There was a moment in the first series of Mad Men when the central character, the 1960s advertising man Don Draper, self-consciously addressed what the show was really about.

Nostalgia, he said, is like a pain from an old wound. It's like a carousel that takes us round and round and back home to a place where we know we're loved. It's like a twinge in your heart. It's delicate but potent.

Which is fine, and typical of Draper's shiny flim-flam, but – like almost everything else advertisers say – it's not really as complicated as all that. Nostalgia is just a sentimental memory of the past edited to leave the bad bits out.
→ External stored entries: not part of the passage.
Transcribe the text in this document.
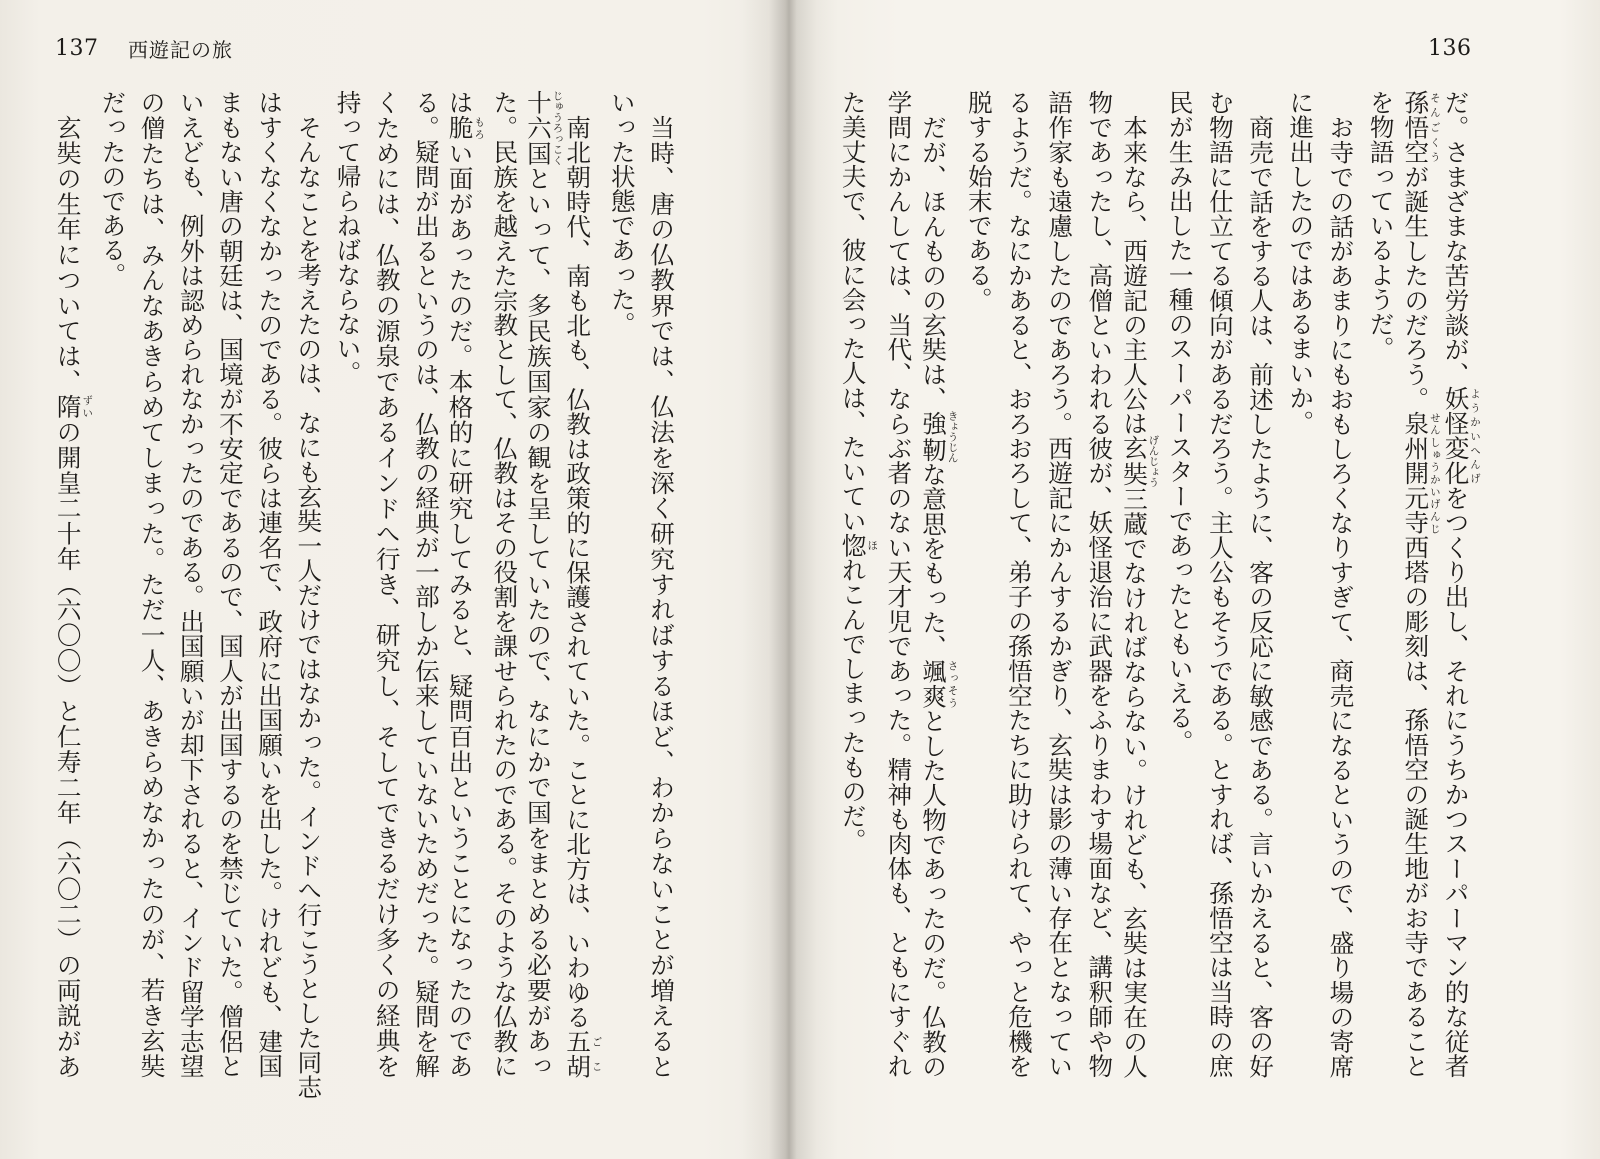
137 西遊記の旅
当時、唐の仏教界では、仏法を深く研究すればするほど、わからないことが増えると
いった状態であった。
南北朝時代、南も北も、仏教は政策的に保護されていた。ことに北方は、いわゆる五胡ごこ
十六国じゅうろっこくといって、多民族国家の観を呈していたので、なにかで国をまとめる必要があっ
た。民族を越えた宗教として、仏教はその役割を課せられたのである。そのような仏教に
は脆もろい面があったのだ。本格的に研究してみると、疑問百出ということになったのであ
る。疑問が出るというのは、仏教の経典が一部しか伝来していないためだった。疑問を解
くためには、仏教の源泉であるインドへ行き、研究し、そしてできるだけ多くの経典を
持って帰らねばならない。
そんなことを考えたのは、なにも玄奘一人だけではなかった。インドへ行こうとした同志
はすくなくなかったのである。彼らは連名で、政府に出国願いを出した。けれども、建国
まもない唐の朝廷は、国境が不安定であるので、国人が出国するのを禁じていた。僧侶と
いえども、例外は認められなかったのである。出国願いが却下されると、インド留学志望
の僧たちは、みんなあきらめてしまった。ただ一人、あきらめなかったのが、若き玄奘
だったのである。
玄奘の生年については、隋ずいの開皇二十年（六〇〇）と仁寿二年（六〇二）の両説があ
136
だ。さまざまな苦労談が、妖怪変化ようかいへんげをつくり出し、それにうちかつスーパーマン的な従者
孫悟空そんごくうが誕生したのだろう。泉州開元寺せんしゅうかいげんじ西塔の彫刻は、孫悟空の誕生地がお寺であること
を物語っているようだ。
お寺での話があまりにもおもしろくなりすぎて、商売になるというので、盛り場の寄席
に進出したのではあるまいか。
商売で話をする人は、前述したように、客の反応に敏感である。言いかえると、客の好
む物語に仕立てる傾向があるだろう。主人公もそうである。とすれば、孫悟空は当時の庶
民が生み出した一種のスーパースターであったともいえる。
本来なら、西遊記の主人公は玄奘げんじょう三蔵でなければならない。けれども、玄奘は実在の人
物であったし、高僧といわれる彼が、妖怪退治に武器をふりまわす場面など、講釈師や物
語作家も遠慮したのであろう。西遊記にかんするかぎり、玄奘は影の薄い存在となってい
るようだ。なにかあると、おろおろして、弟子の孫悟空たちに助けられて、やっと危機を
脱する始末である。
だが、ほんものの玄奘は、強靭きょうじんな意思をもった、颯爽さっそうとした人物であったのだ。仏教の
学問にかんしては、当代、ならぶ者のない天才児であった。精神も肉体も、ともにすぐれ
た美丈夫で、彼に会った人は、たいてい惚ほれこんでしまったものだ。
What's always been clever and interesting about Mad Men, which returned on Sky Atlantic this week (Tuesday, 9pm), is it leaves the bad bits in. It says to you: come and look at the way we used to live; come and look at the sexism, the racism, the anti-Semitism, the homophobia; come and look at the ugliness in beautiful clothes.

The fifth season opened in the same way. The men of Sterling Draper are in the office; outside are civil rights campaigners protesting against racism. The advertisers throw water bombs over the protesters but one of the women who is hit comes up to the office, her dress dripping with water. "And you call us savages," she says.
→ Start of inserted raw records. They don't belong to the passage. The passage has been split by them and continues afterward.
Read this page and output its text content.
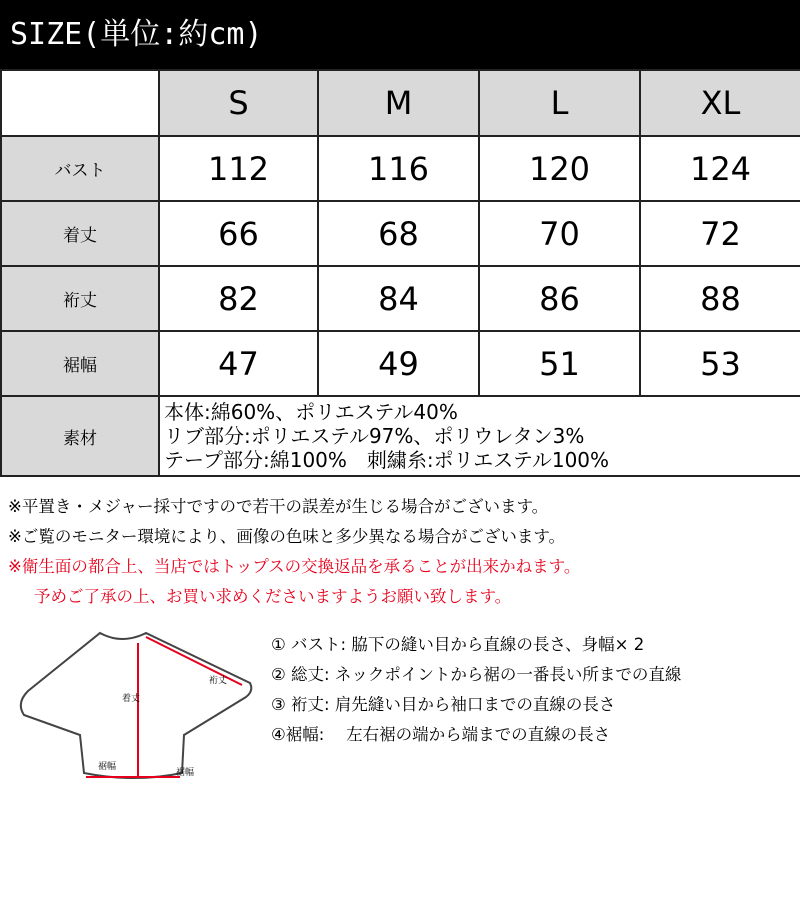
SIZE(単位:約cm)
	S	M	L	XL
バスト	112	116	120	124
着丈	66	68	70	72
裄丈	82	84	86	88
裾幅	47	49	51	53
素材	本体:綿60%、ポリエステル40%
リブ部分:ポリエステル97%、ポリウレタン3%
テープ部分:綿100%　刺繍糸:ポリエステル100%			
※平置き・メジャー採寸ですので若干の誤差が生じる場合がございます。
※ご覧のモニター環境により、画像の色味と多少異なる場合がございます。
※衛生面の都合上、当店ではトップスの交換返品を承ることが出来かねます。
予めご了承の上、お買い求めくださいますようお願い致します。
裄丈
着丈
裾幅
裾幅
① バスト: 脇下の縫い目から直線の長さ、身幅× 2
② 総丈: ネックポイントから裾の一番長い所までの直線
③ 裄丈: 肩先縫い目から袖口までの直線の長さ
④裾幅:　 左右裾の端から端までの直線の長さ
That's a typical Mad Men moment and exactly what the show has always been good at: reminding us of the progress but always with wit and style. There was another of these moments later in the episode when a crowd turned up at the agency after hearing a job was going. Draper's colleague Howard came out to address them. "We're only looking for secretaries," he says. "So gentlemen you're free to go."

Draper, played by Jon Hamm, has always been the centre of this style-and-substance dynamic. This week he was heading up an ad campaign for Heinz, and the idea was to have the beans swirling through the air like ballet dancers. It was the usual thing: how can we make this tin seem like something important? How can we make these beans more than beans?
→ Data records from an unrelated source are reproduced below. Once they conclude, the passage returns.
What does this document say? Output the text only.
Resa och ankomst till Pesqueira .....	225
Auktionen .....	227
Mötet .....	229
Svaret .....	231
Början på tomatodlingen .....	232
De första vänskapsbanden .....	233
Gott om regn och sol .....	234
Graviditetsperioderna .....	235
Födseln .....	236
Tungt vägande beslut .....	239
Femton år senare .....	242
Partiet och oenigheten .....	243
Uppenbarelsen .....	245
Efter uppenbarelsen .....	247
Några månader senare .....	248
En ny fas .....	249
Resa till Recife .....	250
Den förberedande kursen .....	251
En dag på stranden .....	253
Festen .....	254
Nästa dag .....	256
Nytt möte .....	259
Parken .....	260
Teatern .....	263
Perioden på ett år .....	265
And then, in a nice touch from Sky Atlantic, we switched to the advertising break and all the ads were real ones from the 1950s and 1960s. Here's the man in black: "And all because the lady loves Milk Tray." And the woman at the sink: "Hands that do dishes can feel as soft as your face." And Tony Hancock having his breakfast: "Go to work on an egg."

Don Draper has always said in Mad Men that these kinds of ads are about happiness. He says happiness is the smell of a new car or a billboard that reassures you that whatever you're doing is OK. But the ads – and every episode of Mad Men I've ever seen – remind me that it's much more negative than that. Advertising is the one thing that hasn't changed since the 1960s. We've made progress on racism, sexism and homophobia, but the ad breaks in between are still doing what they've always done: sticking labels on everything, including us. Advertising labelled us then, and it labels us now.